Interleukin 18 (IL-18) is one of the pro-inflammatory cytokines expressed by macrophages, suggesting that it plays important physiological and immunological functions, among the others: stimulation of natural killers (NKs) and T cells to interferon gamma (IFN- γ ) synthesis. IL-18 was originally identified as interferon gamma inducing factor and now it is recognized as multifunctional cytokine, which has a role in regulation of innate and adaptive immune responses. Therefore, in order to investigate IL-18 contribution to the immuno-inflammatory processes underlying atherosclerosis, a systems approach has been used in our studies. For this purpose, a model of the studied phenomenon, including selected pathways, based on the Petri-net theory, has been created and then analyzed. Two pathways of IL-18 synthesis have been distinguished: caspase 1-dependent pathway and caspase 1-independent pathway. The analysis based on t-invariants allowed for determining interesting dependencies between IL-18 and different types of macrophages: M1 are involved in positive regulation of IL-18, while M2 are involved in negative regulation of IL-18. Moreover, the obtained results showed that IL-18 is produced more often via caspase 1-independent pathway than caspase 1-dependent pathway. Furthermore, we found that this last pathway may be associated with caspase 8 action.
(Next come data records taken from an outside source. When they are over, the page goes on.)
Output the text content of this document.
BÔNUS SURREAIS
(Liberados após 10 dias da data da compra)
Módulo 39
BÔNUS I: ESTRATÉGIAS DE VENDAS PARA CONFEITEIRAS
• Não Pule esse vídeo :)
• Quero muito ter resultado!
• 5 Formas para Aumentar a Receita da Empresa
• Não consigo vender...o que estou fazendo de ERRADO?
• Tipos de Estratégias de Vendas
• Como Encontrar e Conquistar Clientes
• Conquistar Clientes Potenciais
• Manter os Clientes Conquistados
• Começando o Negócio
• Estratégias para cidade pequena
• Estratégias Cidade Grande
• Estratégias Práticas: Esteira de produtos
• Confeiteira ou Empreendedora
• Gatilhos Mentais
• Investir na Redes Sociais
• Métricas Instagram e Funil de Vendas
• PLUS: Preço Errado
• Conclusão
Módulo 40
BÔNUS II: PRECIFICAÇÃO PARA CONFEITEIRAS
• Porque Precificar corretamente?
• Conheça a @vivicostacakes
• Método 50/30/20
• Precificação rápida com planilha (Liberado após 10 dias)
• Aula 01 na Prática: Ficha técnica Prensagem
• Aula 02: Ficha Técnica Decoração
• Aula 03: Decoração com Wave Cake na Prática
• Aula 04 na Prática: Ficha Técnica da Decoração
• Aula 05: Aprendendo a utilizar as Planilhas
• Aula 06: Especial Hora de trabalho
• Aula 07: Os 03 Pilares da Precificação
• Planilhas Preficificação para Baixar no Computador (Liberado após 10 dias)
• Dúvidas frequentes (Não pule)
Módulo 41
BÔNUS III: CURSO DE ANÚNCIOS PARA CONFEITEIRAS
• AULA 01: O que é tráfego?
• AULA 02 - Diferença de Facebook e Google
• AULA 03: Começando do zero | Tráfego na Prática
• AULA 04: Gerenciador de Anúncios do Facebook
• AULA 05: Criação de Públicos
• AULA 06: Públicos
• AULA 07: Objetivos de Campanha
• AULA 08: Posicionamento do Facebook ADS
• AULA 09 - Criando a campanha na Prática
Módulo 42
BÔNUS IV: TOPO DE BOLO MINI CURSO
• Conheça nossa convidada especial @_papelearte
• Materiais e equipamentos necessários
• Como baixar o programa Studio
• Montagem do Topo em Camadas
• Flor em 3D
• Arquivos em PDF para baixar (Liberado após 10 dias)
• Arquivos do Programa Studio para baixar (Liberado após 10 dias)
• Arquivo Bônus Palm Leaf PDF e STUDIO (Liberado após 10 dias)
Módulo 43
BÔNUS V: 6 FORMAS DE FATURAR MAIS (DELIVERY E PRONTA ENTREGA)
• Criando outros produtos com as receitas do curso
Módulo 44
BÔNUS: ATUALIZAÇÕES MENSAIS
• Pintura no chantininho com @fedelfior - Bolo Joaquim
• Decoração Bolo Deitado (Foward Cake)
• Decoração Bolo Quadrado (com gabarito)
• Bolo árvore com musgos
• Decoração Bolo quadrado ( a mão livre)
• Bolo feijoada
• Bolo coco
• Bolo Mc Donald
The role of Fenton reaction in ROS-induced toxicity underlying atherosclerosis - modeled and analyzed using a Petri net-based approach.

The superoxide-driven Fenton reaction plays an important role in the transformation of poorly reactive radicals into highly reactive ones. These highly reactive species (ROS), especially hydroxyl radicals can lead to many disturbances contributing to the endothelial dysfunction being a starting point for atherosclerosis. Although, iron has been identified as a possible culprit influencing formation of ROS, its significance in this process is still debatable. To better understand this phenomenon, the influence of blockade of Fenton reaction in a proposed Petri net-based model of the selected aspects of the iron ROS-induced toxicity in atherosclerosis has been evaluated. As a result of the blockade of iron ions formation in the model, even up to 70% of the paths leading to the progression of atherosclerosis in this model has been blocked. In addition, after adding to the model, the blockade of the lipids peroxidation paths, progression of atherosclerotic plaque has been not observed. This allowed to conclude that the superoxide-driven Fenton reaction plays a significant role in the atherosclerosis.

Hemojuvelin-hepcidin axis modeled and analyzed using Petri nets.

Systems biology approach to investigate biological phenomena seems to be very promising because it is capable to capture one of the fundamental properties of living organisms, i.e. their inherent complexity. It allows for analysis biological entities as complex systems of interacting objects. The first and necessary step of such an analysis is building a precise model of the studied biological system. This model is expressed in the language of some branch of mathematics, as for example, differential equations. During the last two decades the theory of Petri nets has appeared to be very well suited for building models of biological systems. The structure of these nets reflects the structure of interacting biological molecules and processes. Moreover, on one hand, Petri nets have intuitive graphical representation being very helpful in understanding the structure of the system and on the other hand, there is a lot of mathematical methods and software tools supporting an analysis of the properties of the nets. In this paper a Petri net based model of the hemojuvelin-hepcidin axis involved in the maintenance of the human body iron homeostasis is presented. The analysis based mainly on T-invariants of the model properties has been made and some biological conclusions have been drawn.